Newton-John thought she could temper the song’s sexiness by making a video that focused on exercise, rethinking the meaning of the word “Physical.” Probably few listeners were fooled, but they loved the video. Released in the early days of MTV, it helped drive the network’s success. Outside the music world, the video also helped fuel a growing aerobics and fitness-wear craze. The song itself became so enduringly popular that in 2010, it topped Billboard’s “Sexiest Songs of All Time” list, finding its way to the top spot as the all-time most popular song, based on chart performance, that was explicitly about sex.

“Physical” won a Billboard Award for Top Pop Single and a Grammy for Video of the Year. It spent 10 weeks at No. 1, and it quickly went platinum. But rather than an entry to a new level of fame and success for Newton-John, it represented a peak, her last song to reach No. 1 on any major chart.

Later life

Newton-John continued her music and acting careers, still occasionally catching attention. In 1983, her single “Twist of Fate,” taken from the “Two of a Kind” soundtrack, cracked the Top Five.

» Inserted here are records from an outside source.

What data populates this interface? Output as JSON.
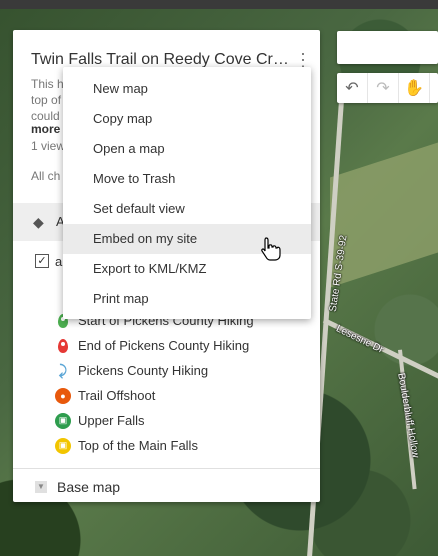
{
  "panel": {
    "title": "Twin Falls Trail on Reedy Cove Cre...",
    "description_lines": [
      "This h",
      "top of",
      "could"
    ],
    "more": "more",
    "views": "1 view",
    "all_changes": "All ch"
  },
  "layer": {
    "name": "A",
    "all_items": "a"
  },
  "legend": [
    {
      "label": "Start of Pickens County Hiking",
      "icon": "green-pin-icon",
      "color": "#4caf50"
    },
    {
      "label": "End of Pickens County Hiking",
      "icon": "red-pin-icon",
      "color": "#e53935"
    },
    {
      "label": "Pickens County Hiking",
      "icon": "hiking-path-icon",
      "color": "#5ba6d6"
    },
    {
      "label": "Trail Offshoot",
      "icon": "orange-circle-icon",
      "color": "#e8590c"
    },
    {
      "label": "Upper Falls",
      "icon": "green-circle-icon",
      "color": "#2e9d4e"
    },
    {
      "label": "Top of the Main Falls",
      "icon": "yellow-circle-icon",
      "color": "#f2c500"
    }
  ],
  "basemap": {
    "label": "Base map"
  },
  "menu": {
    "items": [
      {
        "label": "New map"
      },
      {
        "label": "Copy map"
      },
      {
        "label": "Open a map"
      },
      {
        "label": "Move to Trash"
      },
      {
        "label": "Set default view"
      },
      {
        "label": "Embed on my site"
      },
      {
        "label": "Export to KML/KMZ"
      },
      {
        "label": "Print map"
      }
    ],
    "hovered_index": 5
  },
  "map": {
    "road_labels": [
      "State Rd S-39-92",
      "Lesesne Dr",
      "Boulderbluff Hollow"
    ]
  }
}
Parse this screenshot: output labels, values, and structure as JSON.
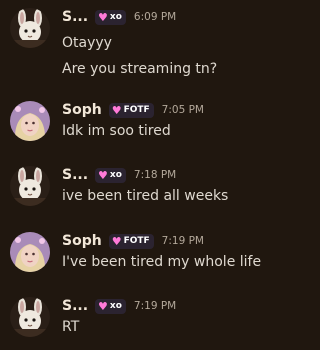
{
  "messages": [
    {
      "author": "S...",
      "tag": "xo",
      "time": "6:09 PM",
      "avatar": "bunny-avatar",
      "lines": [
        "Otayyy",
        "Are you streaming tn?"
      ]
    },
    {
      "author": "Soph",
      "tag": "FOTF",
      "time": "7:05 PM",
      "avatar": "soph-avatar",
      "lines": [
        "Idk im soo tired"
      ]
    },
    {
      "author": "S...",
      "tag": "xo",
      "time": "7:18 PM",
      "avatar": "bunny-avatar",
      "lines": [
        "ive been tired all weeks"
      ]
    },
    {
      "author": "Soph",
      "tag": "FOTF",
      "time": "7:19 PM",
      "avatar": "soph-avatar",
      "lines": [
        "I've been tired my whole life"
      ]
    },
    {
      "author": "S...",
      "tag": "xo",
      "time": "7:19 PM",
      "avatar": "bunny-avatar",
      "lines": [
        "RT"
      ]
    }
  ],
  "colors": {
    "background": "#20170f",
    "tag_heart": "#ff7ad9",
    "username": "#f2e7d8"
  }
}
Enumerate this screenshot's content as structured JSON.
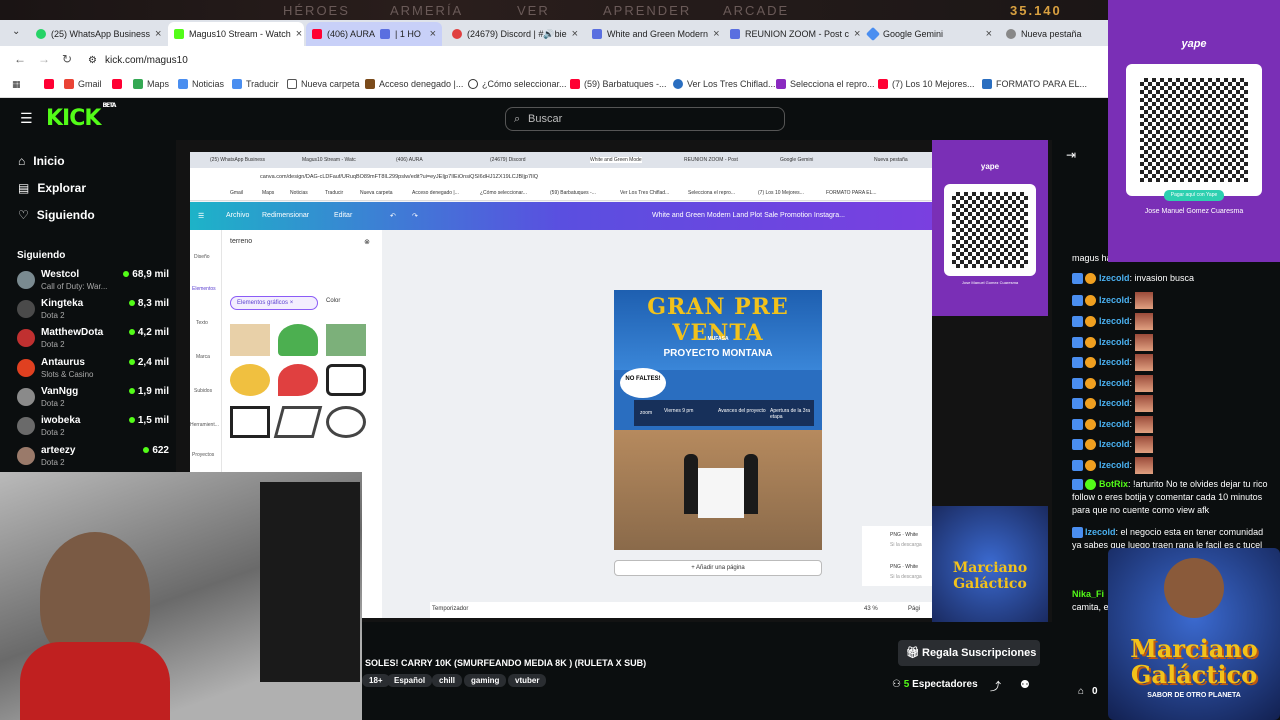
{
  "overlay_top": {
    "items": [
      "HÉROES",
      "ARMERÍA",
      "VER",
      "APRENDER",
      "ARCADE"
    ],
    "currency": "35.140"
  },
  "tabs": [
    {
      "label": "(25) WhatsApp Business",
      "color": "#25d366",
      "active": false
    },
    {
      "label": "Magus10 Stream - Watch",
      "color": "#53fc18",
      "active": true
    },
    {
      "label": "(406) AURA",
      "color": "#ff0033",
      "active": false
    },
    {
      "label": "| 1 HO",
      "color": "#5a6fe0",
      "active": false
    },
    {
      "label": "(24679) Discord | #🔊bie",
      "color": "#e04040",
      "active": false
    },
    {
      "label": "White and Green Modern",
      "color": "#5a6fe0",
      "active": false
    },
    {
      "label": "REUNION ZOOM - Post c",
      "color": "#5a6fe0",
      "active": false
    },
    {
      "label": "Google Gemini",
      "color": "#4a8ef0",
      "active": false
    },
    {
      "label": "Nueva pestaña",
      "color": "#888888",
      "active": false
    }
  ],
  "address": {
    "url": "kick.com/magus10"
  },
  "bookmarks": [
    {
      "label": "Gmail",
      "color": "#ea4335"
    },
    {
      "label": "Maps",
      "color": "#34a853"
    },
    {
      "label": "Noticias",
      "color": "#4a8ef0"
    },
    {
      "label": "Traducir",
      "color": "#4a8ef0"
    },
    {
      "label": "Nueva carpeta",
      "color": "#555555"
    },
    {
      "label": "Acceso denegado |...",
      "color": "#7a4a1a"
    },
    {
      "label": "¿Cómo seleccionar...",
      "color": "#333333"
    },
    {
      "label": "(59) Barbatuques -...",
      "color": "#ff0033"
    },
    {
      "label": "Ver Los Tres Chiflad...",
      "color": "#2a6ec0"
    },
    {
      "label": "Selecciona el repro...",
      "color": "#8a2ac0"
    },
    {
      "label": "(7) Los 10 Mejores...",
      "color": "#ff0033"
    },
    {
      "label": "FORMATO PARA EL...",
      "color": "#2a6ec0"
    }
  ],
  "kick": {
    "logo": "KICK",
    "beta": "BETA",
    "search_placeholder": "Buscar",
    "nav": [
      {
        "label": "Inicio",
        "icon": "home-icon"
      },
      {
        "label": "Explorar",
        "icon": "compass-icon"
      },
      {
        "label": "Siguiendo",
        "icon": "heart-icon"
      }
    ],
    "following_header": "Siguiendo",
    "channels": [
      {
        "name": "Westcol",
        "game": "Call of Duty: War...",
        "viewers": "68,9 mil",
        "color": "#7a8a90"
      },
      {
        "name": "Kingteka",
        "game": "Dota 2",
        "viewers": "8,3 mil",
        "color": "#4a4a4a"
      },
      {
        "name": "MatthewDota",
        "game": "Dota 2",
        "viewers": "4,2 mil",
        "color": "#c03030"
      },
      {
        "name": "Antaurus",
        "game": "Slots & Casino",
        "viewers": "2,4 mil",
        "color": "#e04020"
      },
      {
        "name": "VanNgg",
        "game": "Dota 2",
        "viewers": "1,9 mil",
        "color": "#8a8a8a"
      },
      {
        "name": "iwobeka",
        "game": "Dota 2",
        "viewers": "1,5 mil",
        "color": "#6a6a6a"
      },
      {
        "name": "arteezy",
        "game": "Dota 2",
        "viewers": "622",
        "color": "#9a7a6a"
      }
    ]
  },
  "inner_browser": {
    "url": "canva.com/design/DAG-cLDFauf/URuqBO89mFT8IL299pslw/edit?ui=eyJEIjp7IlEiOnsiQSI6dHJ1ZX19LCJBIjp7IlQ",
    "tabs": [
      "(25) WhatsApp Business",
      "Magus10 Stream - Watc",
      "(406) AURA",
      "(24679) Discord",
      "White and Green Mode",
      "REUNION ZOOM - Post",
      "Google Gemini",
      "Nueva pestaña"
    ],
    "bookmarks": [
      "Gmail",
      "Maps",
      "Noticias",
      "Traducir",
      "Nueva carpeta",
      "Acceso denegado |...",
      "¿Cómo seleccionar...",
      "(59) Barbatuques -...",
      "Ver Los Tres Chiflad...",
      "Selecciona el repro...",
      "(7) Los 10 Mejores...",
      "FORMATO PARA EL..."
    ],
    "canva": {
      "menu": [
        "Archivo",
        "Redimensionar",
        "Editar"
      ],
      "doc_title": "White and Green Modern Land Plot Sale Promotion Instagra...",
      "side_tools": [
        "Diseño",
        "Elementos",
        "Texto",
        "Marca",
        "Subidos",
        "Herramient...",
        "Proyectos"
      ],
      "search_value": "terreno",
      "chip": "Elementos gráficos",
      "filter": "Color",
      "add_page": "+ Añadir una página",
      "timer": "Temporizador",
      "zoom": "43 %",
      "pages": "Pági",
      "png_items": [
        "PNG · White",
        "PNG · White"
      ],
      "png_sub": "Si la descarga"
    },
    "poster": {
      "title": "GRAN PRE VENTA",
      "brand": "MUFASA",
      "subtitle": "PROYECTO MONTANA",
      "bubble": "NO FALTES!",
      "strip": [
        "zoom",
        "Viernes 9 pm",
        "Avances del proyecto",
        "Apertura de la 3ra etapa"
      ]
    }
  },
  "yape": {
    "brand": "yape",
    "button": "Pagar aquí con Yape",
    "name": "Jose Manuel Gomez Cuaresma"
  },
  "stream": {
    "title": "SOLES! CARRY 10K (SMURFEANDO MEDIA 8K ) (RULETA X SUB)",
    "tags": [
      "18+",
      "Español",
      "chill",
      "gaming",
      "vtuber"
    ],
    "gift_label": "Regala Suscripciones",
    "viewers_count": "5",
    "viewers_label": "Espectadores",
    "count_small": "0"
  },
  "sponsor": {
    "line1": "Marciano",
    "line2": "Galáctico",
    "tag": "SABOR DE OTRO PLANETA"
  },
  "chat": {
    "messages": [
      {
        "user": "",
        "text": "magus ha"
      },
      {
        "user": "Izecold",
        "text": ": invasion busca"
      },
      {
        "user": "Izecold",
        "text": ":",
        "emote": true
      },
      {
        "user": "Izecold",
        "text": ":",
        "emote": true
      },
      {
        "user": "Izecold",
        "text": ":",
        "emote": true
      },
      {
        "user": "Izecold",
        "text": ":",
        "emote": true
      },
      {
        "user": "Izecold",
        "text": ":",
        "emote": true
      },
      {
        "user": "Izecold",
        "text": ":",
        "emote": true
      },
      {
        "user": "Izecold",
        "text": ":",
        "emote": true
      },
      {
        "user": "Izecold",
        "text": ":",
        "emote": true
      },
      {
        "user": "Izecold",
        "text": ":",
        "emote": true
      }
    ],
    "bot_user": "BotRix",
    "bot_text": ": !arturito No te olvides dejar tu rico follow o eres botija y comentar cada 10 minutos para que no cuente como view afk",
    "iz_user": "Izecold",
    "iz_text": ": el negocio esta en tener comunidad ya sabes que luego traen rana le facil es c tucel",
    "nika_user": "Nika_Fi",
    "nika_text": "camita, e"
  }
}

It was perhaps the most successful aspect of the film that reunited her with “Grease” costar Travolta. The movie itself was a flop, and it was the last leading role Newton-John would play.

Newton-John continued recording regularly throughout the rest of her life, even as she fought breast cancer that was first diagnosed in 1992. Her ordeal led her to become a leading advocate for breast cancer research, founding the Olivia Newton-John Cancer Wellness & Research Centre in Victoria, Australia. Though Newton-John recovered from her initial bout with breast cancer, in 2017 she announced that it had returned and metastasized to her lower back. Reports later surfaced that Newton-John’s cancer had returned before, in 2013, though she chose not to make it public.